Thursday, September 11, 2008
I like Ike? (yeah, cause that's not getting old . . .)
As I've spent the day running around, getting batteries, securing garbage cans, and preparing food to eat if the electricity goes out for several days, I've been in and out of the media coverage of the storm. I've been listening to NPR, which breaks into the mournful music of the day (since it's 9/11, of course, we have a lot of requiem action) to air press conferences from the mayor, the county judge in charge of Harris County's issues, and then, just now, a press conference with national FEMA reps.
I wasn't scared until this press conference: Will my windows break and shatter? Will my roof come off? Is a tree coming through my front wall? Let's hope not, but Michael Chertoff seems to think it's a distinct possibility.
In a moment of analytical clarity, I thought: maybe in our post-Katrina world, it's so politically damaging to preach calm before a potentially devastating hurricane, the officials opt in the other direction. Yet in Houston, after the Rita evacuation debacle (6 hours, 35 miles, no AC and a really hot and angry cat in my relatively mild case), there's also a strong sentiment to encourage people to shelter-in-place.
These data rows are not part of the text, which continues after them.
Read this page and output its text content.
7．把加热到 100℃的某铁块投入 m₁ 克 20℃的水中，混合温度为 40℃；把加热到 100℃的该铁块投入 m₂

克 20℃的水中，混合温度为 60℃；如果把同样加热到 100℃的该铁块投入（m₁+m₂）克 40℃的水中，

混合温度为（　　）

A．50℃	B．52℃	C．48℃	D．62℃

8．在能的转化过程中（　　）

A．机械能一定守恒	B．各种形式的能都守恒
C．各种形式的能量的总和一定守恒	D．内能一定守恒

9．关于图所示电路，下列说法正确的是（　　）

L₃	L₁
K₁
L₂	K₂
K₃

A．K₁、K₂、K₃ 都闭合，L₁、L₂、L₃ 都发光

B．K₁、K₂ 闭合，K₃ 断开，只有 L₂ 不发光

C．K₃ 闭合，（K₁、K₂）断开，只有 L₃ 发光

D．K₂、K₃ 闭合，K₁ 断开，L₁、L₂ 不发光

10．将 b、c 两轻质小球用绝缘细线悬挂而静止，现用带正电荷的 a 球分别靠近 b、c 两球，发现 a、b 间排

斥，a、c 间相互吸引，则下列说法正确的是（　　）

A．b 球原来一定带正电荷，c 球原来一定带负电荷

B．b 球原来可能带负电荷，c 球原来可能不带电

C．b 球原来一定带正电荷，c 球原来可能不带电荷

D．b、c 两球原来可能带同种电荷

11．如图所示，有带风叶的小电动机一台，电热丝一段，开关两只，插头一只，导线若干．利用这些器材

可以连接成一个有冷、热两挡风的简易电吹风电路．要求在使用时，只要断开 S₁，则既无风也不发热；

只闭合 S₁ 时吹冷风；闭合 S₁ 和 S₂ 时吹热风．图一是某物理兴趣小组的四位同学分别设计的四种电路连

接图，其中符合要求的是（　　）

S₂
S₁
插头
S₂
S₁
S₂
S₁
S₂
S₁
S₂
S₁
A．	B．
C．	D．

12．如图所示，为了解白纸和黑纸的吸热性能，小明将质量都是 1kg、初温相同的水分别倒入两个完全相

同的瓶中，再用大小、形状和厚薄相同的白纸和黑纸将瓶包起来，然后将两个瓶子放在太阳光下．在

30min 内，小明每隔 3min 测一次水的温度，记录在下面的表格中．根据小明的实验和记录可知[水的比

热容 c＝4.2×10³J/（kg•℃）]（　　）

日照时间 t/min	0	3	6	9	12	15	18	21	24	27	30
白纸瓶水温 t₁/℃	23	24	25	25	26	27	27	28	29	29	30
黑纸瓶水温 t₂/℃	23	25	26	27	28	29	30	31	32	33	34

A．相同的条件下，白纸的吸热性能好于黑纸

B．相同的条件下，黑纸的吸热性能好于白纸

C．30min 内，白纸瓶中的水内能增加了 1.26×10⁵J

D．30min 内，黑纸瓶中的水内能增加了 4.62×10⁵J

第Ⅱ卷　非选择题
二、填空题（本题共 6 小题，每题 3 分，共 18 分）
Located between these two very different situations of mass chaos of the 2005 hurricane season, local and national officials understandably hedge their bets. I'm skeptical, though, of what this means for us on the ground. Who do you believe: the "this is not a Gustav; this is a serious storm" line from Chertoff, who as we know cannot appear anything less than 100% alert and concerned, or the "use common sense, we'll all be okay" message coming from Bill White who, Lord knows, can't deal with another 2 day traffic jam between Houston and points West.
Well, I shelter in place, with some friends, probably several gin and tonics, and our flashlights and candles.